The transport–burnup coupling strategies for Gd₂O₃ have been developed in the ALPHA code, including six coupling methods: PPC, LLR, CE/LI, CE/QI, LE/LI, and LE/QI. These six methods have made different corrections to the reaction rates of Gd-155 and Gd-157. This study conducted a comprehensive analysis of these methods using two types of FCM fuel cell types: a single-particle cell and a double-particle cell. Overall, the LE/QI method has the highest accuracy, showing good performance in terms of the overall k_inf of burnup and the atomic number density of Gd-155 and Gd-157. This method can use a step size four times that of the traditional estimation correction method in most cases, while maintaining satisfactory accuracy. The CE/QI, CE/LI, and PPC methods have the next levels of accuracy and, in most cases, a step size twice that of the PC method can achieve good accuracy. The LLR method has poor stability in the double-particle type of lattice cell calculations, showing an abnormal phenomenon where the accuracy of large steps is better than that of small steps. This study provides a reference for the selection of coupling strategies for Gd₂O₃-bearing fuel under double heterogeneity conditions.
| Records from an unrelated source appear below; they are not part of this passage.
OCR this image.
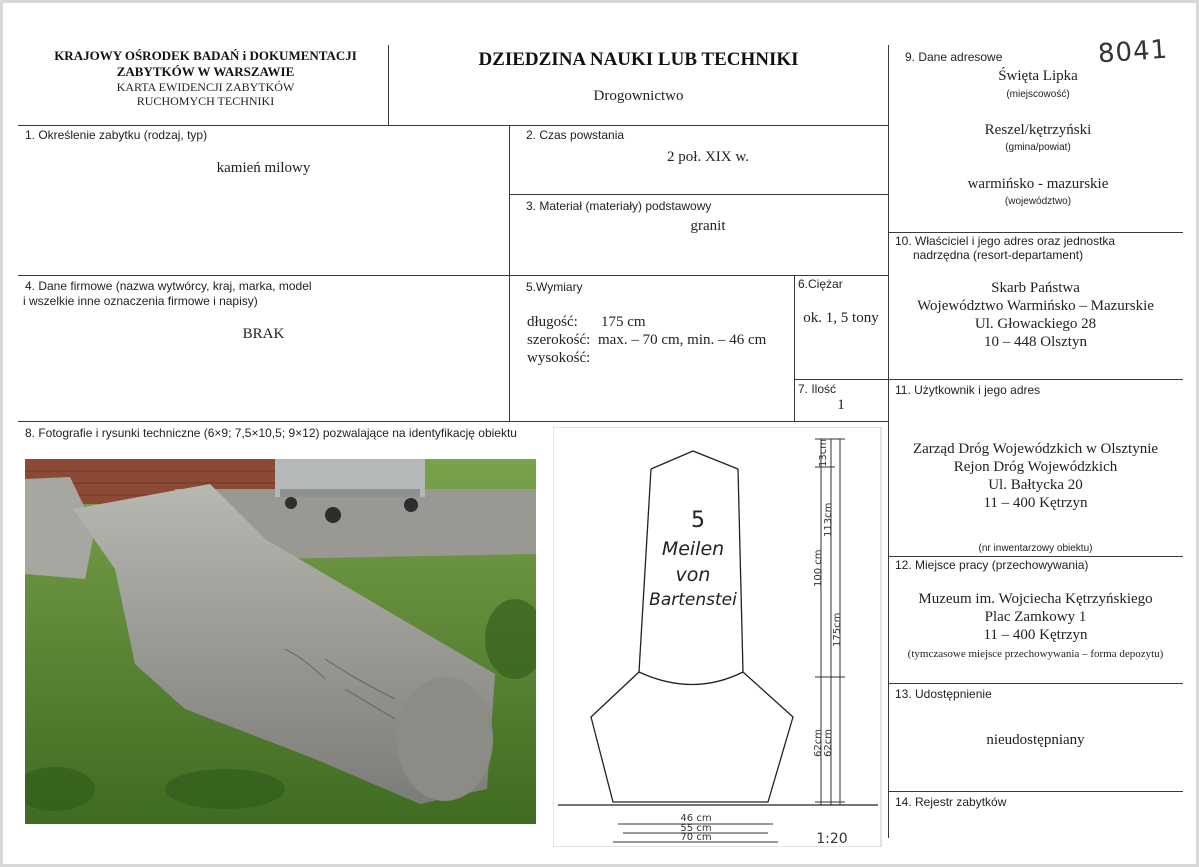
KRAJOWY OŚRODEK BADAŃ i DOKUMENTACJI
ZABYTKÓW W WARSZAWIE
KARTA EWIDENCJI ZABYTKÓW
RUCHOMYCH TECHNIKI
DZIEDZINA NAUKI LUB TECHNIKI
Drogownictwo
8041
1. Określenie zabytku (rodzaj, typ)
kamień milowy
2. Czas powstania
2 poł. XIX w.
3. Materiał (materiały) podstawowy
granit
4. Dane firmowe (nazwa wytwórcy, kraj, marka, model
i wszelkie inne oznaczenia firmowe i napisy)
BRAK
5.Wymiary
długość: 175 cm
szerokość: max. – 70 cm, min. – 46 cm
wysokość:
6.Ciężar
ok. 1, 5 tony
7. Ilość
1
8. Fotografie i rysunki techniczne (6×9; 7,5×10,5; 9×12) pozwalające na identyfikację obiektu
5
Meilen
von
Bartenstei
13cm
100 cm
113cm
175cm
62cm 62cm
46 cm
55 cm
70 cm	1:20
9. Dane adresowe
Święta Lipka
(miejscowość)
Reszel/kętrzyński
(gmina/powiat)
warmińsko - mazurskie
(województwo)
10. Właściciel i jego adres oraz jednostka
nadrzędna (resort-departament)
Skarb Państwa
Województwo Warmińsko – Mazurskie
Ul. Głowackiego 28
10 – 448 Olsztyn
11. Użytkownik i jego adres
Zarząd Dróg Wojewódzkich w Olsztynie
Rejon Dróg Wojewódzkich
Ul. Bałtycka 20
11 – 400 Kętrzyn
(nr inwentarzowy obiektu)
12. Miejsce pracy (przechowywania)
Muzeum im. Wojciecha Kętrzyńskiego
Plac Zamkowy 1
11 – 400 Kętrzyn
(tymczasowe miejsce przechowywania – forma depozytu)
13. Udostępnienie
nieudostępniany
14. Rejestr zabytków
Constrained by computational resources, the current analysis of various coupling strategies is limited to FCM pin cell problems, without being tested on lattice or core problems. Therefore, it is also impossible to quantify their impact on more macroscopic physical parameters, such as lattice power distribution and core reactivity coefficients, etc. Future work will focus on studying the evolution of reaction rates for Gd-155 and Gd-157 under double heterogeneous conditions and developing coupling strategies based on feature extraction techniques to significantly reduce the time consumption of burnup calculations.